I'm trying to get my ducks in a row to apply for a business license (business plan). Can anyone give me a rough breakdown of costs pertaining to an employee - federal taxes, workman's comp, etc? I know this can all vary from state to state, but I need a base line for my thought process.
From contributor A:
It depends on how much product they ruin in the shop and how much damage they do on site to the client's house and property. What you pay them is inconsequential when compared to this and how much the government and insurance companies charge for the pleasure of owning your own business. Go it solo as long as humanly possible, enlist friends, wife's family, the dog, anybody to help out when absolutely necessary until established, and talk to an accountant. They can give a better approximation as well as your insurance carrier, and of course the sales tax people.
Training and ruining material is another story. You have control of proper training and therefore, mistakes can be lowered. Do your best to look at a job and figure where mistakes might be made. Focus on those places. Give your employee an assignment. Do not be afraid to get them to describe exactly what needs to be done. Pay close attention to what they say, look for areas that lack clarity. Do not ask if they understand, because of course they will say yes. Use pen and paper as needed. Monitor their work as needed. As time goes on, good employees get better and those that do not must be let go. It is a long process, but must be gone through if you wish to sleep at night.
With taxes, workers comp., liability ins., SS, Medicare, vacations, administration costs for that employee, mileage, office overhead to keep that employee working, unseen costly problems that come up…
So I figure I have to make $1000 for every employee a week to make it. Some weeks are better than others.
Say, for instance, a $10/hr employee grosses $400/week. His check might only be about $330 when you take out taxes, but your total cost might be in the ballpark of $550/week.

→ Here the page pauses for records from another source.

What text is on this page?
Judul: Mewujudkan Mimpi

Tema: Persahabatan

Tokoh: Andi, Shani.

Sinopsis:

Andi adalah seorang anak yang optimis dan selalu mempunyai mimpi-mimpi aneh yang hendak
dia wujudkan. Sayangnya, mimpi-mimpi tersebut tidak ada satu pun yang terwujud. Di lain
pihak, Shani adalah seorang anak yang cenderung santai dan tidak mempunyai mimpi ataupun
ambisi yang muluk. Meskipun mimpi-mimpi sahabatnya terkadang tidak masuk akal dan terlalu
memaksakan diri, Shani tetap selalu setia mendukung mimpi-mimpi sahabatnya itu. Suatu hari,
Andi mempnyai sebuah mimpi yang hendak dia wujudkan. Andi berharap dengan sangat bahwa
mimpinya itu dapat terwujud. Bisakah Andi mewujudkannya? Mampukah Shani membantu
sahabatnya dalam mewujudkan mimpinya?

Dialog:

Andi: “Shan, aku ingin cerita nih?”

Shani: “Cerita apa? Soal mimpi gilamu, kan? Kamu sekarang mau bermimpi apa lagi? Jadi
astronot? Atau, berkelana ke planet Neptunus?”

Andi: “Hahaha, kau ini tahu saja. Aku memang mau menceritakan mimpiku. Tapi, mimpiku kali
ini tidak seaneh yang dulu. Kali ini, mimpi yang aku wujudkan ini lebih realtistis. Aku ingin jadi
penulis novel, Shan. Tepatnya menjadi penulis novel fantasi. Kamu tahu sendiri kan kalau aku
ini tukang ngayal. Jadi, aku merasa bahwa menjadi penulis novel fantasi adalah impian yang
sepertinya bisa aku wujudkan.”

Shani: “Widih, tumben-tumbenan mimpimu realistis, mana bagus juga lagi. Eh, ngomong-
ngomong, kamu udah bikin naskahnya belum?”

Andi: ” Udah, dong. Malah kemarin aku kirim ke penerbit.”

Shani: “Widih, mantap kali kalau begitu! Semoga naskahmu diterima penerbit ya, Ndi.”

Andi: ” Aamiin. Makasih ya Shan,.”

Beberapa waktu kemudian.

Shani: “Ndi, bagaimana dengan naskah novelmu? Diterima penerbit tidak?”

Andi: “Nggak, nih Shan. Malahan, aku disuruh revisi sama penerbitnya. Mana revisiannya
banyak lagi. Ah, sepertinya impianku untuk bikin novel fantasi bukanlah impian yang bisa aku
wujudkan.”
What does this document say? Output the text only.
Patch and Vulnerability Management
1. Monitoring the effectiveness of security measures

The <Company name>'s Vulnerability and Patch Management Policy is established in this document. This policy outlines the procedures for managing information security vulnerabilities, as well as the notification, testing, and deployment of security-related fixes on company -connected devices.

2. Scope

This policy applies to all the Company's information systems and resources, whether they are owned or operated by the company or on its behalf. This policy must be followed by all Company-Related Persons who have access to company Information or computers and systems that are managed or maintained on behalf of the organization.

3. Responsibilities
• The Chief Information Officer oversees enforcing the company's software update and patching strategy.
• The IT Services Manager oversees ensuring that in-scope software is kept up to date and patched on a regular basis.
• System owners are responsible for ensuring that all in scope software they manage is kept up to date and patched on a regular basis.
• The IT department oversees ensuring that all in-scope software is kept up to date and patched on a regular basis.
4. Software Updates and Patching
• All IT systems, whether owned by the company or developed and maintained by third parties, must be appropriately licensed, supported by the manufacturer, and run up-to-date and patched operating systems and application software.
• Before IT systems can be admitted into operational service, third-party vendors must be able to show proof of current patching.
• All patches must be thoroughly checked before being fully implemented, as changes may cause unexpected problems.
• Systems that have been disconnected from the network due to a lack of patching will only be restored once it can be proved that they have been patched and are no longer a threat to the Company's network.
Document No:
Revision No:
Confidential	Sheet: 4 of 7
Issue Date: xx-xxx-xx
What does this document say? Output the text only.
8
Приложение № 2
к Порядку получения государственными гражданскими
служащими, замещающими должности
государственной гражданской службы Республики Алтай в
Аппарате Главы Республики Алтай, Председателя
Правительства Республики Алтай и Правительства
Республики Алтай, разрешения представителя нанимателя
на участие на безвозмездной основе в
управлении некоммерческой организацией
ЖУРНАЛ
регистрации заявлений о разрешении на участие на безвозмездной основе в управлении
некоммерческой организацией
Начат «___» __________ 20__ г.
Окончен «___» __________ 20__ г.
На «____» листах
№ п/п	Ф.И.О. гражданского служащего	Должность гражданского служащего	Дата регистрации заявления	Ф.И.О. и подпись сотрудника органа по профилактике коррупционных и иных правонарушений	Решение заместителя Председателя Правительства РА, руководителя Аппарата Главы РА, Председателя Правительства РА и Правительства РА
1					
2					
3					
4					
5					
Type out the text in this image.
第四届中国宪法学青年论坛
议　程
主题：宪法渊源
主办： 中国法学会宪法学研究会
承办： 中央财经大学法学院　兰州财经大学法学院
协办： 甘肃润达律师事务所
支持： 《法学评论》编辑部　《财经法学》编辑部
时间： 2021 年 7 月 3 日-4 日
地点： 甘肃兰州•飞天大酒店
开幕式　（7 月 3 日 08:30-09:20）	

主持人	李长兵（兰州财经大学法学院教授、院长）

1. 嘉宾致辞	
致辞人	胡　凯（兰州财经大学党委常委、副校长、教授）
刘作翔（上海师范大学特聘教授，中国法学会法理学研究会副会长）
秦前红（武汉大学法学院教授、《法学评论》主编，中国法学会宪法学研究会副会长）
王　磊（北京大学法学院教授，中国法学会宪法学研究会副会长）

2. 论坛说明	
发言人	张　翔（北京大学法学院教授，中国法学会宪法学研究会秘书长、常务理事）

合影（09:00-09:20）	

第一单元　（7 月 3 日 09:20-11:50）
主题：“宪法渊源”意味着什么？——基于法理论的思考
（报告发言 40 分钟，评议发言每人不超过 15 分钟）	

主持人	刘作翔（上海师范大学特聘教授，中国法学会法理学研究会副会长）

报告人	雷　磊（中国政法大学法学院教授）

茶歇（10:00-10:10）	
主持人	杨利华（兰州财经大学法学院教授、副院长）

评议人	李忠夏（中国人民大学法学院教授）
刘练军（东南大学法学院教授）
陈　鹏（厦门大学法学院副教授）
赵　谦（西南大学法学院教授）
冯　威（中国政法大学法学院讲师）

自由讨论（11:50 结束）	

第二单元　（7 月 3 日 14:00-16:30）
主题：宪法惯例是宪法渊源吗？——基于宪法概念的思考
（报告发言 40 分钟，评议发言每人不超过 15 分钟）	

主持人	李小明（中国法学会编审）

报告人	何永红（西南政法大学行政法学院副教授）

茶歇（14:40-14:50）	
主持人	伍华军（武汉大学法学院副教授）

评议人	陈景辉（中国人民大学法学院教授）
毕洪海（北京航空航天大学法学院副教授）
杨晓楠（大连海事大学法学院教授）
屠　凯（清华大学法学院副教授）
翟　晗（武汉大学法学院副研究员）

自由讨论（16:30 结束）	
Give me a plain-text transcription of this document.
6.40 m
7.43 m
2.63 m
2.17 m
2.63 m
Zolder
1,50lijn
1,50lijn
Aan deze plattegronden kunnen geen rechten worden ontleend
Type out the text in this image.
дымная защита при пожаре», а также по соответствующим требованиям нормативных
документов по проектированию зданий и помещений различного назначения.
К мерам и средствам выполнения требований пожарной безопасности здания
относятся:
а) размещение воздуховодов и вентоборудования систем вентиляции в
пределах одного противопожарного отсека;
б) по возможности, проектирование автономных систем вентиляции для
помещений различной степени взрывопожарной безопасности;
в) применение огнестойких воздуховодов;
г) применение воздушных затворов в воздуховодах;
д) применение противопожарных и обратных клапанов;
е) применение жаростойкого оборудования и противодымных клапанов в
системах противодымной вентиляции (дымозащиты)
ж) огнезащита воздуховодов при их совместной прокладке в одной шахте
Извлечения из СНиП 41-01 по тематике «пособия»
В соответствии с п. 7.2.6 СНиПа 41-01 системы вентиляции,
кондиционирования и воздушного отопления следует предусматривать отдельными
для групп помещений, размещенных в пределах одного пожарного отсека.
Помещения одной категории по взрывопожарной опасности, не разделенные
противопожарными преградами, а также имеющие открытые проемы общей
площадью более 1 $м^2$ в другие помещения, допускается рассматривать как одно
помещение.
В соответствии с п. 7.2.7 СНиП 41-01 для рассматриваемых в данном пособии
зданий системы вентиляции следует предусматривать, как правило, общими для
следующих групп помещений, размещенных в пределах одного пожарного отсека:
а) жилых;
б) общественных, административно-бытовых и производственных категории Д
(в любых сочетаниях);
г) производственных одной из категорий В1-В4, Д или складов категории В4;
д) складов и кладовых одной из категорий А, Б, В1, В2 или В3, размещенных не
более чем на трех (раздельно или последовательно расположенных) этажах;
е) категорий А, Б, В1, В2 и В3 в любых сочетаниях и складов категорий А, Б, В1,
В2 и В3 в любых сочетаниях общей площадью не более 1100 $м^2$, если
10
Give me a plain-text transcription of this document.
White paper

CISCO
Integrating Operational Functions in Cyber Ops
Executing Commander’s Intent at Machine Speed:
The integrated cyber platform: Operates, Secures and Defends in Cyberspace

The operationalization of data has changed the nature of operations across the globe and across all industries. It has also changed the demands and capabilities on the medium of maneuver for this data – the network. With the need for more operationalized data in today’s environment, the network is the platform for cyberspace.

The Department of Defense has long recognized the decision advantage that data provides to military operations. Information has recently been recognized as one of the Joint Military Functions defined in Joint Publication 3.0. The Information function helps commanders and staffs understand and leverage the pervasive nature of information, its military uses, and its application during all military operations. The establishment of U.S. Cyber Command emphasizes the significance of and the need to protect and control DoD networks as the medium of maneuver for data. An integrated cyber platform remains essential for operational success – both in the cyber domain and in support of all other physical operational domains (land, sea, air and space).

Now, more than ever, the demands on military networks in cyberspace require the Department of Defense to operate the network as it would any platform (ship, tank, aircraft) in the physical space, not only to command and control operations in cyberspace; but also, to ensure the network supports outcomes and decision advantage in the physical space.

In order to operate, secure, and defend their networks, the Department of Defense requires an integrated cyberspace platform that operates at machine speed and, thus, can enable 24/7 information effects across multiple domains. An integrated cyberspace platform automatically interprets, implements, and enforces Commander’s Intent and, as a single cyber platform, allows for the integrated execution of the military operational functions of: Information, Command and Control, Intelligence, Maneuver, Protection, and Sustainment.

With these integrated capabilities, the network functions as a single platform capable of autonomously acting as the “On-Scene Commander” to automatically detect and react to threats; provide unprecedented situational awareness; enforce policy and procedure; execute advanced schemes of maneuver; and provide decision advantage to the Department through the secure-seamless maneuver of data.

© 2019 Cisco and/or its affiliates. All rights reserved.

My advice, and this is something I am going to do if business ever gets good enough to hire people back, is to have a separate payroll account. You write a check at the end of the week from your general account to cover the total cost of your payroll. That way when the end of the quarter comes around, the many thousands you'll owe will be there. No forgetting about it. You can also just transfer the difference between net pay and what you'll owe to a savings account if you don't want the expense of another checking account.
By doing this, you will never be tempted to use payroll tax money when things get tight. Believe me, those IRS people will file liens on you without a second thought.
This is a description of the cost of an employee, to be distinguished from the value of an employee. The value is all of the tangibles you have invested over the years plus the enormous intangibles of friendship, loyalty, community, shared experience, shared achievement, in a word - relationship. As with all other relationships, you get in proportion to what you contribute - in my experience the payback is far greater than the investment (partly because I'm not counting).